Что-то дрогнуло в груди — нетерпение, страх, раздражение, всё одновременно.
— Эй! — крикнула она. — Я знаю, что вы там! Девочки!
Свет продолжал мигать. Лампа навязчиво жужжала.
— Да, я опоздала… И что с того? Все опаздывают!
Палец снова и снова давил на кнопку, погружая её в пыльное месиво. Ноготь не выдержал и надорвался у основания. По ладони прошла вибрация. Мгновение спустя боль вонзилась раскалённой иглой в щель между пластиной и живой плотью.
— За что вы меня ненавидите? — сорвалась она. — Вы не имеете права!
Есения трясла рукой — по пальцу тянулась струйка крови.
— Почему молчите? Даже ты, Лето! Даже ты…
«Лето?»
Она ударила в дверь кулаком. Ещё раз. И ещё. Стучала яростно — костяшками, ладонью, а потом и ногой. Слёзы душили, но не находили выхода.
— Выпустите меня! — Есения не узнавала собственного голоса. — Выпустите! — хотела крикнуть громче, но слова выходили сдавленным шёпотом. Звучали жалко.
— Выпустите…
Она опёрлась лбом о холодную кожу обивки. Секунда — и силы ушли. Есения повернулась спиной и медленно осела на пол, подтянув к себе колени. Пальцы дрожали, пояс пальто впивался в живот. Мир вокруг стал расплывчатым и ненастоящим. Всё это она уже делала, уже стучала, уже кричала — только с изнанки квартиры.
Холод просачивался через рассохшиеся рамы подъездных окон.
Тогда, двадцать лет назад, было так же холодно.
Асфальт блестел после дождя, а в лужах вспыхивали первые огни. Она брела по улице. В середине октября — практически босиком. Безумие. Трикотажные колготки жадно впитывали жидкую грязь, и коричневые пятна медленно ползли вверх, от ступней к коленям. Пышная юбка скрывала постыдный разрыв на этих колготках, но не спасала от ветра. Дешёвые блёстки, половина из которых уже болталась на нитях, дрожали в свете фар. Где-то вдали гудел трамвай — протяжно и устало.

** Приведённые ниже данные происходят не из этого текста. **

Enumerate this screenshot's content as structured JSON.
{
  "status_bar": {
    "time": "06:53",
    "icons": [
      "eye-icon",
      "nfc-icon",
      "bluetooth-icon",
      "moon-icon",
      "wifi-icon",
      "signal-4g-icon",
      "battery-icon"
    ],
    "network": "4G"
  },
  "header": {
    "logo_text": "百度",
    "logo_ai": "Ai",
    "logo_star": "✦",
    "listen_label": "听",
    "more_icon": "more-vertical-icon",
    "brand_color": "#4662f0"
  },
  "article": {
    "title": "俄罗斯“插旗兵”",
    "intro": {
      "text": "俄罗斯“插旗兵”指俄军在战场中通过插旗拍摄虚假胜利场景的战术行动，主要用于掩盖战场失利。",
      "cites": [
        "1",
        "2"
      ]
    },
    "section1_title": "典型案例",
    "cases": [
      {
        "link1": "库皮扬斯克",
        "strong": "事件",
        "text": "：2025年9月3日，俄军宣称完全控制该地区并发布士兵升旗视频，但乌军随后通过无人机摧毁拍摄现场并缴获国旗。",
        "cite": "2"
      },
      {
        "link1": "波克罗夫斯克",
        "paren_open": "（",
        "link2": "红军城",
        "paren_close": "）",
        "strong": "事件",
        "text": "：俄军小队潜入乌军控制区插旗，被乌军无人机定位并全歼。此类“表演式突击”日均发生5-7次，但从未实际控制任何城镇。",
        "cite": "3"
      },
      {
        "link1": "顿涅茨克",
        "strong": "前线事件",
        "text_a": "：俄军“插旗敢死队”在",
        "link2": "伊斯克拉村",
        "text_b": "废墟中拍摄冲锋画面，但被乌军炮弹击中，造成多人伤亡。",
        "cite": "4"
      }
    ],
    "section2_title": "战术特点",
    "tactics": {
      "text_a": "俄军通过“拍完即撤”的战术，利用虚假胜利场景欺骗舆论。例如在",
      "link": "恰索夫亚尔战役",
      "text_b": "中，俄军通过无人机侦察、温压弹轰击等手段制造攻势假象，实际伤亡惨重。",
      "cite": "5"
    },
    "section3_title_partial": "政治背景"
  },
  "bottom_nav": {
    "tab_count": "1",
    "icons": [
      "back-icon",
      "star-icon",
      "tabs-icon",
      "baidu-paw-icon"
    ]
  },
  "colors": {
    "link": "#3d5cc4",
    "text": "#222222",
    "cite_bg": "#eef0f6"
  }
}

Она не понимала, куда идёт. Иногда ей казалось, что кто-то крадётся за спиной — тихо, в такт её шагам. Тогда она ускорялась, спотыкалась, падала, поднималась снова. Прохожие пытались приблизиться: кто-то тянул руку, задавал вопросы, но девочка шарахалась и отбегала в сторону. Как затравленный зверёк, она металась между дворами. Безликие фасады домов сменяли друг друга словно кадры плёнки. Где-то скрипели качели. Слышались незнакомые голоса — мужские, женские, требовательные. Ветер трепал подол; колючая сетка подъюбника цеплялась за ноги.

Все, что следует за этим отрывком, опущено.